O português
Falo do português. Não do país, nem do solo, nem do clima e tampouco do cidadão. Falo, precisamente, disto aqui. São linhas e linhas corridas em pensamentos ora organizados, por vezes caóticos e em correntezas que me atropelam de surpresa e aconchego. Falo de olhar à minha volta e sentir que um sol é isso mesmo: só um sol, uma bola de fogo que é tão mais quente que o “sun”, palavrinha rara usada para expressar falta ou alívio, júbilo.
Refiro-me às pessoas no “comboio” ou no “autocarro”. Com suas caras cansadas e seus olhos fechados, elas não imaginam o quanto estão próximas a mim. Carregam em sua essência a língua que eu reencontrei tardiamente. Como se fosse possível voltar ao ontem através de um conforto em dizer, numa abundância de vogais e numa cadência que falta nessa variante. Há vinte anos que preparo o que vou dizer antes de fazê-lo. Eu sei, eu sei, deveria pensar antes de dizer em qualquer circunstância. Mas refiro-me também ao silêncio. O silêncio que faz quando falo português entre uma multidão que, se tiver boa vontade, me percebe bem, apesar do brasileiro – idioma que, imagina, eu nem sabia que falava!

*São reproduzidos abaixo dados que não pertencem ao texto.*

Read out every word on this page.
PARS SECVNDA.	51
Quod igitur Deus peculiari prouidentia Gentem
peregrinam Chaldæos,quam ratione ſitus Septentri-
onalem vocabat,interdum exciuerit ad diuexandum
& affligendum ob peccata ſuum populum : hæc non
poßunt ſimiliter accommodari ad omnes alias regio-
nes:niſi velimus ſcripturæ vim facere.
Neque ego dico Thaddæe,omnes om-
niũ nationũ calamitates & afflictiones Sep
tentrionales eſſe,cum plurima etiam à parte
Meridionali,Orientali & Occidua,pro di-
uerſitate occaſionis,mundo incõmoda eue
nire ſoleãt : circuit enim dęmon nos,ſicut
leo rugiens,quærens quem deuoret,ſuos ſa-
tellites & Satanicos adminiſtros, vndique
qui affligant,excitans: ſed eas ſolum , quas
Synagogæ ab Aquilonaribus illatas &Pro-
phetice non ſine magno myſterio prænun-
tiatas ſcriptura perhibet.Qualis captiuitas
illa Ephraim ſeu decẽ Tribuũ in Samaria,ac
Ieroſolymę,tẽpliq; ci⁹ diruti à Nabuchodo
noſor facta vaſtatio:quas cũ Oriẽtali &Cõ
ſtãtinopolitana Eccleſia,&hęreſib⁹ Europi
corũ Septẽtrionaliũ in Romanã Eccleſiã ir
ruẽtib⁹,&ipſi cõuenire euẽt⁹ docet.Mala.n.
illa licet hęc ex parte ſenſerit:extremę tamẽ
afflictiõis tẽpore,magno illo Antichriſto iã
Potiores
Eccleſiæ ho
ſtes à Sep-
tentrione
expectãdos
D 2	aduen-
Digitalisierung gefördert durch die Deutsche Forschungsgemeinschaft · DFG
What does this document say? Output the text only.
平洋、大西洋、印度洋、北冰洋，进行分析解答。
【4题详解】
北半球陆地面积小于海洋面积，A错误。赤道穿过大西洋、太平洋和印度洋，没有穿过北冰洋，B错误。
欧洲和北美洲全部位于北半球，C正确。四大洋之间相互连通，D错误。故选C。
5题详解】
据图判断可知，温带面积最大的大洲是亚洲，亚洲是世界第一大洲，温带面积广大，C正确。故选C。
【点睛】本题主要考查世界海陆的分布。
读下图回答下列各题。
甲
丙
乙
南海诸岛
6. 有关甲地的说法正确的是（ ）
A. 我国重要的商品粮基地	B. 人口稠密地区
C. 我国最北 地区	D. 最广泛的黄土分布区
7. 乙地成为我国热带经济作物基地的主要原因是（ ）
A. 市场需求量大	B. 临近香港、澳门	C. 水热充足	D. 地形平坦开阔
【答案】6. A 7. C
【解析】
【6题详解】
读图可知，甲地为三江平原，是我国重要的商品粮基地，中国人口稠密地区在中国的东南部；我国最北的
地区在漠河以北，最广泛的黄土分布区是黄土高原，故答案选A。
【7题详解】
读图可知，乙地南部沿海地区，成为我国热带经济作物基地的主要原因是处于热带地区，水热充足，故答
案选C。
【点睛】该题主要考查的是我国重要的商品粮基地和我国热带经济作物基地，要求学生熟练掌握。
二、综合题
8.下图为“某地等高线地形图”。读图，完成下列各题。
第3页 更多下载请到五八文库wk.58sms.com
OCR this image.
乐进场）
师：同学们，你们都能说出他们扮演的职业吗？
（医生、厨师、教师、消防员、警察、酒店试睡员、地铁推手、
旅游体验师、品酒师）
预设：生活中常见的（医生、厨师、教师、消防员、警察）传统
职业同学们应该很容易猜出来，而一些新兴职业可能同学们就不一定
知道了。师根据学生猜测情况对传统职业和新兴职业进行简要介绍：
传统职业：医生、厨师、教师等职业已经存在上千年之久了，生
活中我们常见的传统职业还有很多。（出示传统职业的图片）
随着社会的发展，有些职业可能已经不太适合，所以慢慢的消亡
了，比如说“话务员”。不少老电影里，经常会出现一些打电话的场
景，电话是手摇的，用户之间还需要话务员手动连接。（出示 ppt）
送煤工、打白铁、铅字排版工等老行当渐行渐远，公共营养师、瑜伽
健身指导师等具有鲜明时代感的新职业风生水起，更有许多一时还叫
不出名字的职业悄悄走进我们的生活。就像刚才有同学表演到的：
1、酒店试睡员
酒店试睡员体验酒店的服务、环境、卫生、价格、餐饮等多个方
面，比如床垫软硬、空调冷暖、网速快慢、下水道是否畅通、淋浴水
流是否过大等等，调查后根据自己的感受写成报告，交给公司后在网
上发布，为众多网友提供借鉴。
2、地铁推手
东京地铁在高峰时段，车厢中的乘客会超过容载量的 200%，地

Se eu entrar num campo, pra mim, minado que é a Matemática, posso especular pedaços de tempo de vida em números. Gosto de pensar em futuros porque são delírios. Uma das razões pelas quais eu gostava tanto de ir à missa enquanto crescia católica e oprimida em Minas Gerais, era a possibilidade de ficar uma hora inteira ouvindo meus sonhos ingênuos ou me emocionando com o mar numa noite de tempestade com esses homenzinhos de semblante preocupado, um deles chamado Jesus, me disseram, no painel imenso pintado em um dos lados do altar. Então, eu faço algumas especulações: vivi 25 anos no Brasil. Em cinco anos, terei vivido 25 anos na Inglaterra. Os próximos 25 eu planejo que sejam em Portugal. Quanto mais velha vou ficando, mais frio vou sentindo e a Inglaterra vai me dando medo.
Mas tenho um receio que é o de não sentir a necessidade de fazer uma língua sobreviver em mim através da escrita. Se eu me mudar para um país que fala o português tanto quanto eu – é português mesmo, já que nós brasileiros não falamos brasileiro, observem – talvez eu encontre um nível de satisfação perigoso que pode resultar em displicência, preguiça em trabalhar aquela língua rara e que agora me cerca em igual medida na utilidade da etiqueta do supermercado avisando da promoção do tinto, e na subjetividade e complicação da utilização desse código nas relações.
Talvez eu tenha chegado tarde. Difícil saber. Portugal sempre esteve ali, país tão familiar, nossa matriz na Europa, quando quiser, vou pra lá. Mas eu nunca quis, a não ser agora em sonhos ingênuos para um futuro possível. Mas veja, ingênuos eram também meus sonhos de Inglaterra. E olha o que me aconteceu. É a língua, essa variante que me soa tão antiga quanto o “Auto da Barca do Inferno”, e que por isso mesmo, mantém em mim a curiosidade de querer entendê-la, porque perceber é outra coisa.